Saturday, August 15, 2020

God’s love for the world

WE have to remember that how God loves the world should
also be how we ought to love the world, and everything in it, whether
it is attractive to us or not, favorable to us or not.

            God’s love knows how to deal with all the possible
conditions and situations, good or bad, that the world can get into,
thanks but no thanks to the way we use our freedom. So. we should not
be afraid nor hesitate to channel that love that is actually proper to
us, we being his image and likeness.

            God loves the world because in the first place it is his
own creation. Remember that in the story of the creation, he finished
his work of creation by saying that “it was good,” and that he rested
on the seventh day.

            That means that he entered into intimate communion with
his whole creation. He did not just create the world and left it to be
on its own. He continues not only to be in the world, but also to love
it, preserving and governing it with his all-wise and merciful
providence.

            And even if, due to our sin, the world got detached from
God as to become one of the enemies of our soul and the source of
temptations together with our weakened flesh and the devil himself,
God continues to love the world.

            “God so loved the world that he gave his only son, that
whoever believes in him should not perish but have eternal life,” we
are told. “For God sent his son into the world, not to condemn the
world, but that the world might be saved through him.” (Jn 3,16-17)

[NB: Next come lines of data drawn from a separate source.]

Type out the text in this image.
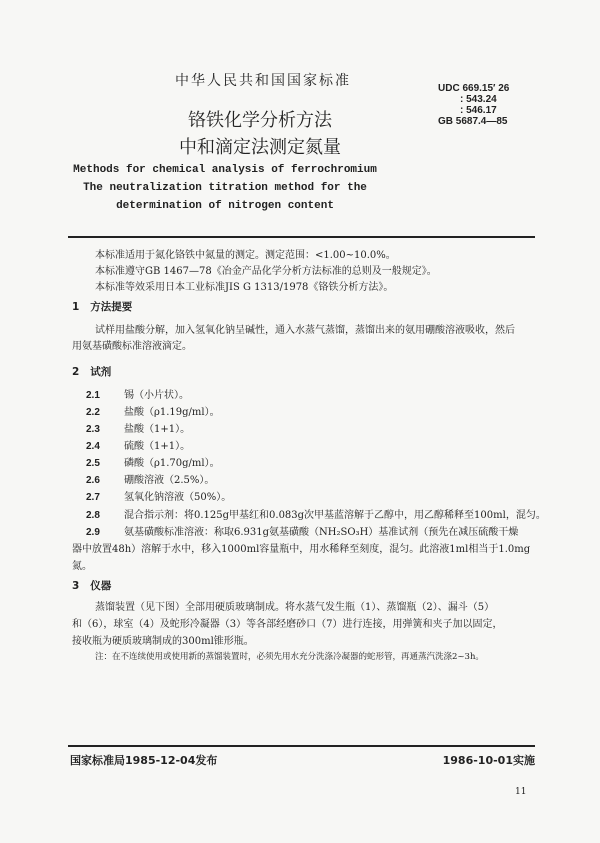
中华人民共和国国家标准	UDC 669.15′ 26
: 543.24
: 546.17
GB 5687.4—85
铬铁化学分析方法
中和滴定法测定氮量
Methods for chemical analysis of ferrochromium
The neutralization titration method for the
determination of nitrogen content
本标准适用于氮化铬铁中氮量的测定。测定范围：<1.00~10.0%。
本标准遵守GB 1467—78《冶金产品化学分析方法标准的总则及一般规定》。
本标准等效采用日本工业标准JIS G 1313/1978《铬铁分析方法》。
1 方法提要
试样用盐酸分解，加入氢氧化钠呈碱性，通入水蒸气蒸馏，蒸馏出来的氨用硼酸溶液吸收，然后
用氨基磺酸标准溶液滴定。
2 试剂
2.1 锡（小片状）。
2.2 盐酸（ρ1.19g/ml）。
2.3 盐酸（1+1）。
2.4 硫酸（1+1）。
2.5 磷酸（ρ1.70g/ml）。
2.6 硼酸溶液（2.5%）。
2.7 氢氧化钠溶液（50%）。
2.8 混合指示剂：将0.125g甲基红和0.083g次甲基蓝溶解于乙醇中，用乙醇稀释至100ml，混匀。
2.9 氨基磺酸标准溶液：称取6.931g氨基磺酸（NH₂SO₃H）基准试剂（预先在减压硫酸干燥
器中放置48h）溶解于水中，移入1000ml容量瓶中，用水稀释至刻度，混匀。此溶液1ml相当于1.0mg
氮。
3 仪器
蒸馏装置（见下图）全部用硬质玻璃制成。将水蒸气发生瓶（1）、蒸馏瓶（2）、漏斗（5）
和（6），球室（4）及蛇形冷凝器（3）等各部经磨砂口（7）进行连接，用弹簧和夹子加以固定，
接收瓶为硬质玻璃制成的300ml锥形瓶。
注：在不连续使用或使用新的蒸馏装置时，必须先用水充分洗涤冷凝器的蛇形管，再通蒸汽洗涤2~3h。
国家标准局1985-12-04发布	1986-10-01实施
11
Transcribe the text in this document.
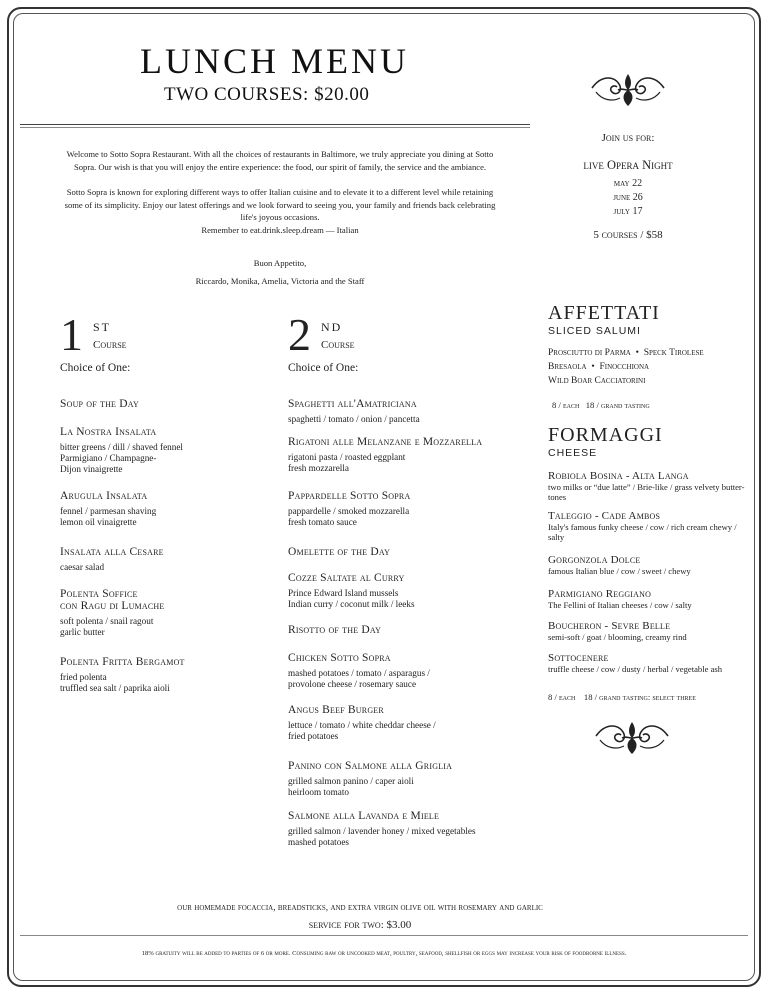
LUNCH MENU
TWO COURSES: $20.00

Welcome to Sotto Sopra Restaurant. With all the choices of restaurants in Baltimore, we truly appreciate you dining at Sotto Sopra. Our wish is that you will enjoy the entire experience: the food, our spirit of family, the service and the ambiance.

Sotto Sopra is known for exploring different ways to offer Italian cuisine and to elevate it to a different level while retaining some of its simplicity. Enjoy our latest offerings and we look forward to seeing you, your family and friends back celebrating life's joyous occasions.
Remember to eat.drink.sleep.dream — Italian

Buon Appetito,
Riccardo, Monika, Amelia, Victoria and the Staff
Join us for:
live Opera Night
may 22
june 26
july 17
5 courses / $58
1 ST
Course
Choice of One:
Soup of the Day
La Nostra Insalata
bitter greens / dill / shaved fennel
Parmigiano / Champagne-
Dijon vinaigrette
Arugula Insalata
fennel / parmesan shaving
lemon oil vinaigrette
Insalata alla Cesare
caesar salad
Polenta Soffice
con Ragu di Lumache
soft polenta / snail ragout
garlic butter
Polenta Fritta Bergamot
fried polenta
truffled sea salt / paprika aioli
2 ND
Course
Choice of One:
Spaghetti all'Amatriciana
spaghetti / tomato / onion / pancetta
Rigatoni alle Melanzane e Mozzarella
rigatoni pasta / roasted eggplant
fresh mozzarella
Pappardelle Sotto Sopra
pappardelle / smoked mozzarella
fresh tomato sauce
Omelette of the Day
Cozze Saltate al Curry
Prince Edward Island mussels
Indian curry / coconut milk / leeks
Risotto of the Day
Chicken Sotto Sopra
mashed potatoes / tomato / asparagus /
provolone cheese / rosemary sauce
Angus Beef Burger
lettuce / tomato / white cheddar cheese /
fried potatoes
Panino con Salmone alla Griglia
grilled salmon panino / caper aioli
heirloom tomato
Salmone alla Lavanda e Miele
grilled salmon / lavender honey / mixed vegetables
mashed potatoes
AFFETTATI
SLICED SALUMI
Prosciutto di Parma  •  Speck Tirolese
Bresaola  •  Finocchiona
Wild Boar Cacciatorini
8 / each   18 / grand tasting
FORMAGGI
CHEESE
Robiola Bosina - Alta Langa
two milks or “due latte” / Brie-like / grass velvety butter-tones
Taleggio - Cade Ambos
Italy's famous funky cheese / cow / rich cream chewy / salty
Gorgonzola Dolce
famous Italian blue / cow / sweet / chewy
Parmigiano Reggiano
The Fellini of Italian cheeses / cow / salty
Boucheron - Sevre Belle
semi-soft / goat / blooming, creamy rind
Sottocenere
truffle cheese / cow / dusty / herbal / vegetable ash
8 / each    18 / grand tasting: select three
our homemade focaccia, breadsticks, and extra virgin olive oil with rosemary and garlic
service for two: $3.00
18% gratuity will be added to parties of 6 or more. Consuming raw or uncooked meat, poultry, seafood, shellfish or eggs may increase your risk of foodborne illness.
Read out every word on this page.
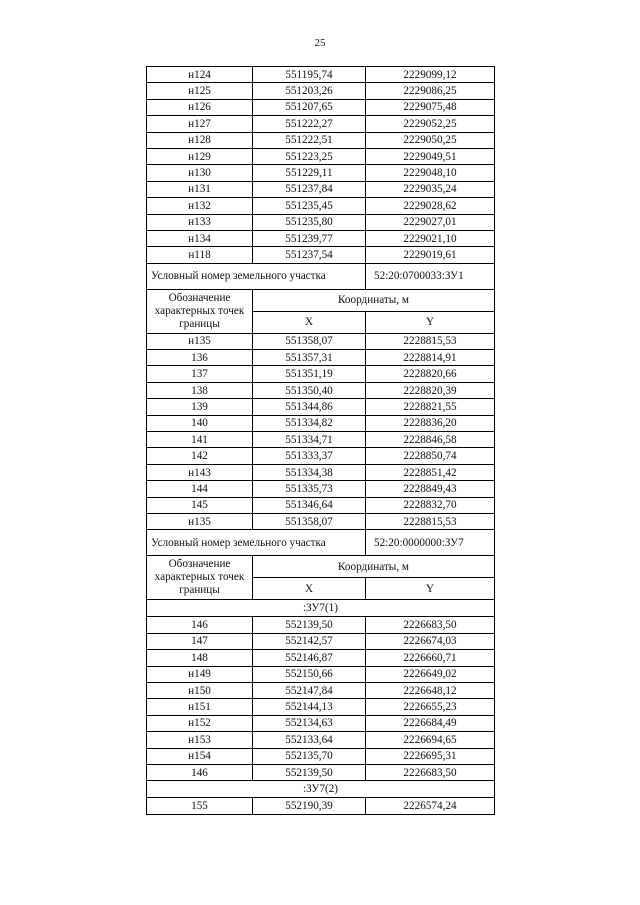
25
н124	551195,74	2229099,12
н125	551203,26	2229086,25
н126	551207,65	2229075,48
н127	551222,27	2229052,25
н128	551222,51	2229050,25
н129	551223,25	2229049,51
н130	551229,11	2229048,10
н131	551237,84	2229035,24
н132	551235,45	2229028,62
н133	551235,80	2229027,01
н134	551239,77	2229021,10
н118	551237,54	2229019,61
Условный номер земельного участка		52:20:0700033:ЗУ1
Обозначение характерных точек границы	Координаты, м	
	X	Y
н135	551358,07	2228815,53
136	551357,31	2228814,91
137	551351,19	2228820,66
138	551350,40	2228820,39
139	551344,86	2228821,55
140	551334,82	2228836,20
141	551334,71	2228846,58
142	551333,37	2228850,74
н143	551334,38	2228851,42
144	551335,73	2228849,43
145	551346,64	2228832,70
н135	551358,07	2228815,53
Условный номер земельного участка		52:20:0000000:ЗУ7
Обозначение характерных точек границы	Координаты, м	
	X	Y
:ЗУ7(1)		
146	552139,50	2226683,50
147	552142,57	2226674,03
148	552146,87	2226660,71
н149	552150,66	2226649,02
н150	552147,84	2226648,12
н151	552144,13	2226655,23
н152	552134,63	2226684,49
н153	552133,64	2226694,65
н154	552135,70	2226695,31
146	552139,50	2226683,50
:ЗУ7(2)		
155	552190,39	2226574,24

            This should also be our attitude toward the world. We
should not be scandalized by the sinfulness of the world and its
detachment and even hostility against God. This condition of the world
should somehow make our love for it grow even more, as it did in the
heart of God.

            In a sense, we could say that God could not abandon the
world, even if it has gone nuts. Like the Good Shepherd as taught and
portrayed by Christ, God will always look after the lost world just as
the Good Shepherd would look after the lost sheep.

            This kind of love is actually reflected in its basic form
in our natural behavior, seen especially in family life. The parents,
especially the mothers, will always love their children even if the
children do not correspond to that love or even if they give problems
to them. Of course, human as they are, as we are, parents can have
limits to this kind of love. But God’s love has not limits.

            This is expressed in that beautiful passage from the Book
of Isaiah where it is said, “Can a woman forget her sucking child,
that she should have no compassion on the son of her womb? Even these
may forget, yet I will not forget you.” (49,15)

            God loves the world because of his great love for us who
are in the world. Let’s remember that most moving appeal of Christ to
his Father just before he entered into his passion and death: “I do
not pray that you should take them out of the world, but that you
should keep them from the evil one. They are not of the world, even as
I am not of the world.” (Jn 17,15-16)

            Here, Christ is distinguishing between simply being in the
world and being worldly. God’s love for the world, which we have to
channel ourselves, simply affirms the world’s original relation to
man. It is where we ought to develop our love for God. In itself, it
is not bad. What makes it bad is when we make it our own God, our
definitive domicile.

            We need to be clear about the proper relation the world
has to us, so we can love it the way God loves it.